El saber ser.
En la actualidad y por fortuna, somos libres de elegir nuestras creencias.
Creer en el dinero, en la magia, en alguna religión, en los hábitos, en determinado estilo de vida, incluso el renacer.
Escoges la forma, el escenario, los acompañantes, actitudes que nos impulsan a ser lo que somos, nos integramos a un empleo, nos aliamos con personas afines, para completar nuestro ser.
Hay una diferencia importante entre transmitir lo que somos y saber comportarnos. El saber estar. Conocer, para colocarnos en ese nivel.
Cuántas veces nos equivocamos por aparentar, resbalamos, no estamos cómodos, fingimos, nos limitamos, por miedo, por vergüenza y en algunas ocasiones por inseguridad, todo se resume al saber ser.
Canalizo esta introducción para enfocarlo puntualmente al tema de la imitación: tratar de imitar y catalogarse como similares dos personas completamente diferentes me parece absurdo, cansado para ambas partes; para la original es desgastante y para la copia, que les digo, no debe ser nada interesante ser la sobra de alguien que en su mezquina vida han visto.
Pensamos, decidimos, actuamos.
En qué momento creen que pueden sustituir a una persona?
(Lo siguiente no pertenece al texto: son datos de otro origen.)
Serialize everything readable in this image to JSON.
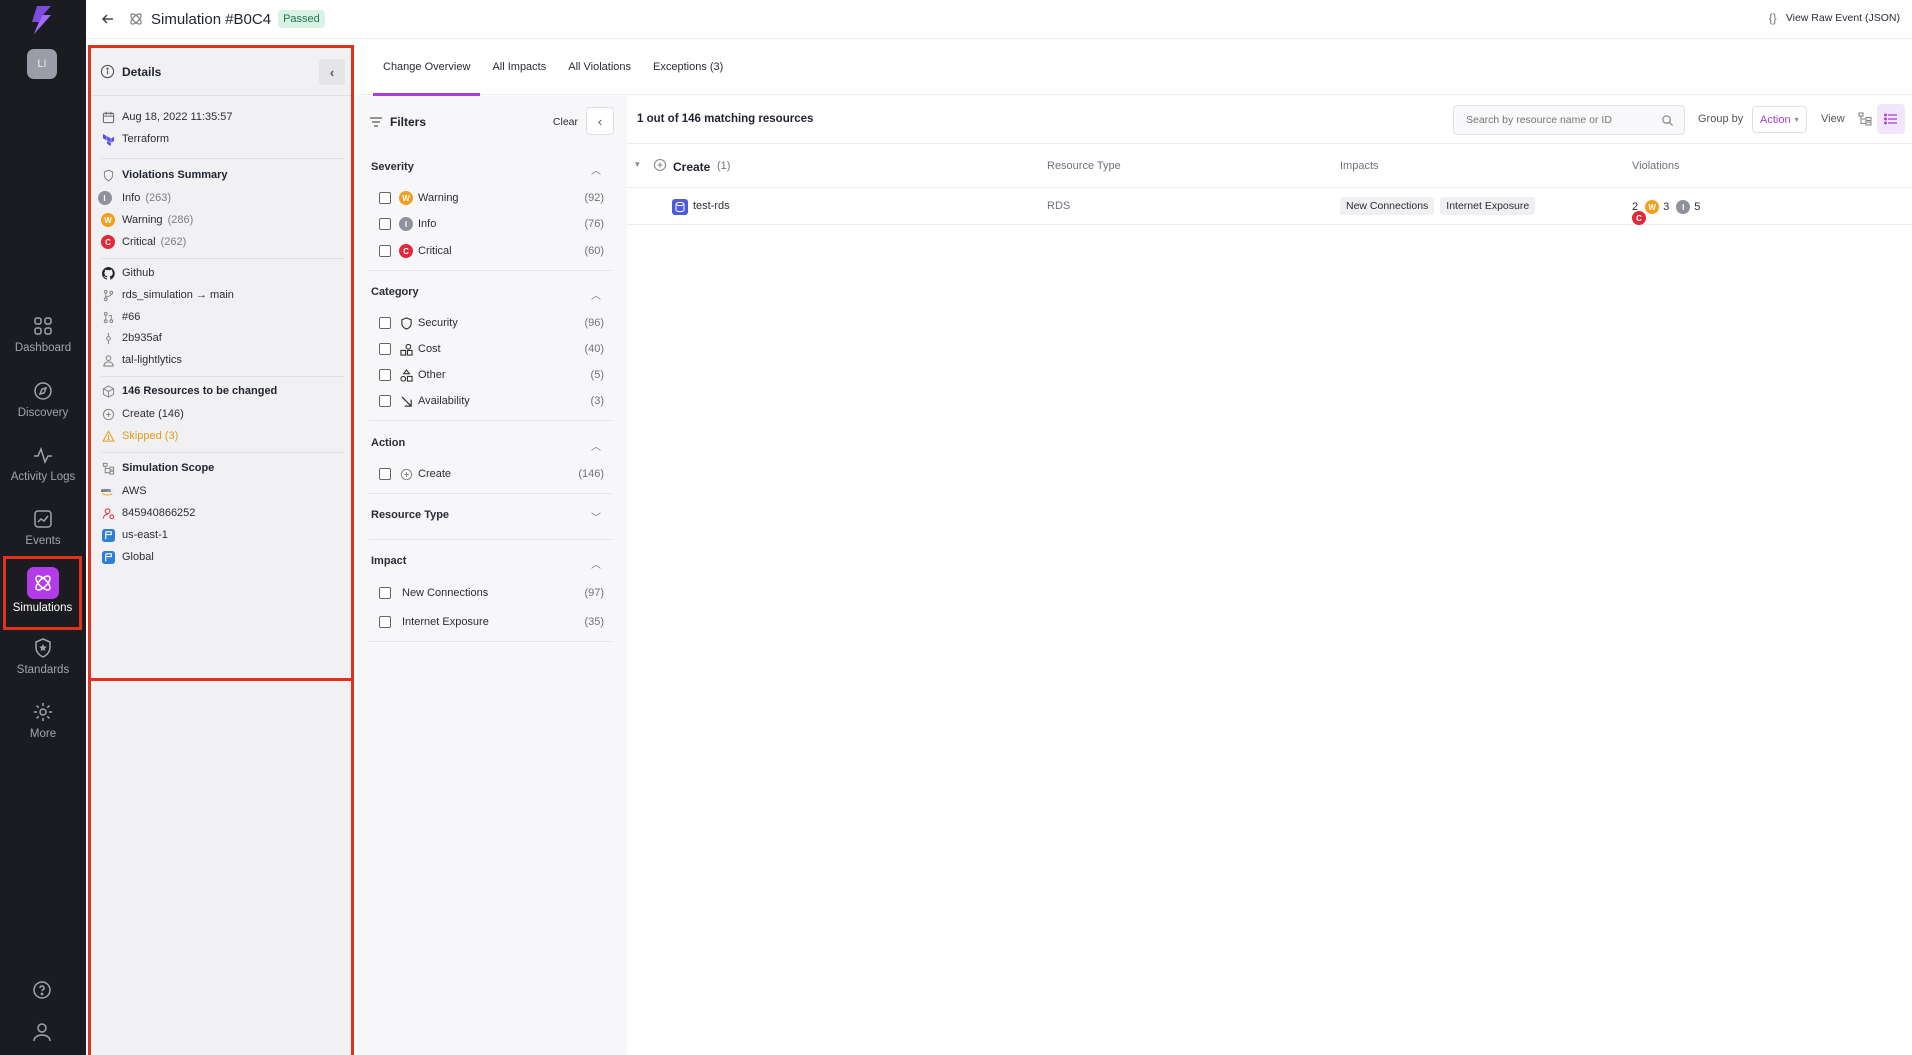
{
  "nav": {
    "avatar": "LI",
    "items": [
      {
        "label": "Dashboard",
        "icon": "dashboard-icon"
      },
      {
        "label": "Discovery",
        "icon": "compass-icon"
      },
      {
        "label": "Activity Logs",
        "icon": "activity-icon"
      },
      {
        "label": "Events",
        "icon": "events-icon"
      },
      {
        "label": "Simulations",
        "icon": "simulations-icon"
      },
      {
        "label": "Standards",
        "icon": "shield-star-icon"
      },
      {
        "label": "More",
        "icon": "gear-icon"
      }
    ]
  },
  "header": {
    "title": "Simulation #B0C4",
    "status": "Passed",
    "raw_event": "View Raw Event (JSON)",
    "raw_icon": "{}"
  },
  "details": {
    "title": "Details",
    "date": "Aug 18, 2022 11:35:57",
    "tool": "Terraform",
    "violations_title": "Violations Summary",
    "violations": [
      {
        "letter": "I",
        "label": "Info",
        "count": "(263)"
      },
      {
        "letter": "W",
        "label": "Warning",
        "count": "(286)"
      },
      {
        "letter": "C",
        "label": "Critical",
        "count": "(262)"
      }
    ],
    "vcs": "Github",
    "branch": "rds_simulation → main",
    "pr": "#66",
    "commit": "2b935af",
    "user": "tal-lightlytics",
    "resources_title": "146 Resources to be changed",
    "create": "Create (146)",
    "skipped": "Skipped (3)",
    "scope_title": "Simulation Scope",
    "cloud": "AWS",
    "account": "845940866252",
    "region": "us-east-1",
    "global": "Global"
  },
  "tabs": [
    "Change Overview",
    "All Impacts",
    "All Violations",
    "Exceptions (3)"
  ],
  "filters": {
    "title": "Filters",
    "clear": "Clear",
    "severity": {
      "title": "Severity",
      "items": [
        {
          "letter": "W",
          "label": "Warning",
          "count": "(92)"
        },
        {
          "letter": "I",
          "label": "Info",
          "count": "(76)"
        },
        {
          "letter": "C",
          "label": "Critical",
          "count": "(60)"
        }
      ]
    },
    "category": {
      "title": "Category",
      "items": [
        {
          "label": "Security",
          "count": "(96)"
        },
        {
          "label": "Cost",
          "count": "(40)"
        },
        {
          "label": "Other",
          "count": "(5)"
        },
        {
          "label": "Availability",
          "count": "(3)"
        }
      ]
    },
    "action": {
      "title": "Action",
      "items": [
        {
          "label": "Create",
          "count": "(146)"
        }
      ]
    },
    "resource_type": {
      "title": "Resource Type"
    },
    "impact": {
      "title": "Impact",
      "items": [
        {
          "label": "New Connections",
          "count": "(97)"
        },
        {
          "label": "Internet Exposure",
          "count": "(35)"
        }
      ]
    }
  },
  "main": {
    "count_text": "1 out of 146 matching resources",
    "search_placeholder": "Search by resource name or ID",
    "group_by_label": "Group by",
    "group_by_value": "Action",
    "view_label": "View",
    "columns": {
      "resource_type": "Resource Type",
      "impacts": "Impacts",
      "violations": "Violations"
    },
    "group": {
      "label": "Create",
      "count": "(1)"
    },
    "rows": [
      {
        "name": "test-rds",
        "type": "RDS",
        "impacts": [
          "New Connections",
          "Internet Exposure"
        ],
        "violations": {
          "critical": "2",
          "warning": "3",
          "info": "5"
        }
      }
    ]
  },
  "colors": {
    "accent": "#a63fd8",
    "critical": "#e2283b",
    "warning": "#f2a01d",
    "info": "#8f929c",
    "passed_bg": "#d8f3e6",
    "highlight": "#e1301c"
  }
}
Cómo pretenden borrar sus huellas digitales? Su vida o su historial laboral? Esta sí!, es una falsa creencia.
Hay evidencias que son imposibles de evadir, cada quien se engaña con lo que mas le gusta. Si quieren seguir creyendo en las semejanzas, de quién es el problema?
Si les mienten, solucionenlo!. Si tienen algo que reclamar, enfrentenlo, pero no involucren a terceras personas que no tienen la capacidad ni experiencia para saber la diferencia.
No eres feliz con lo que eres, busca una nueva versión de ti mismo, por favor, vive y deja vivir.
Si no sabes quién eres y tienes una de esas crisis existenciales pide ayuda, no busques reemplazarme, existo. Todo lo que tienes mío te lo regalo, no lo necesito. Solo aléjate de mí.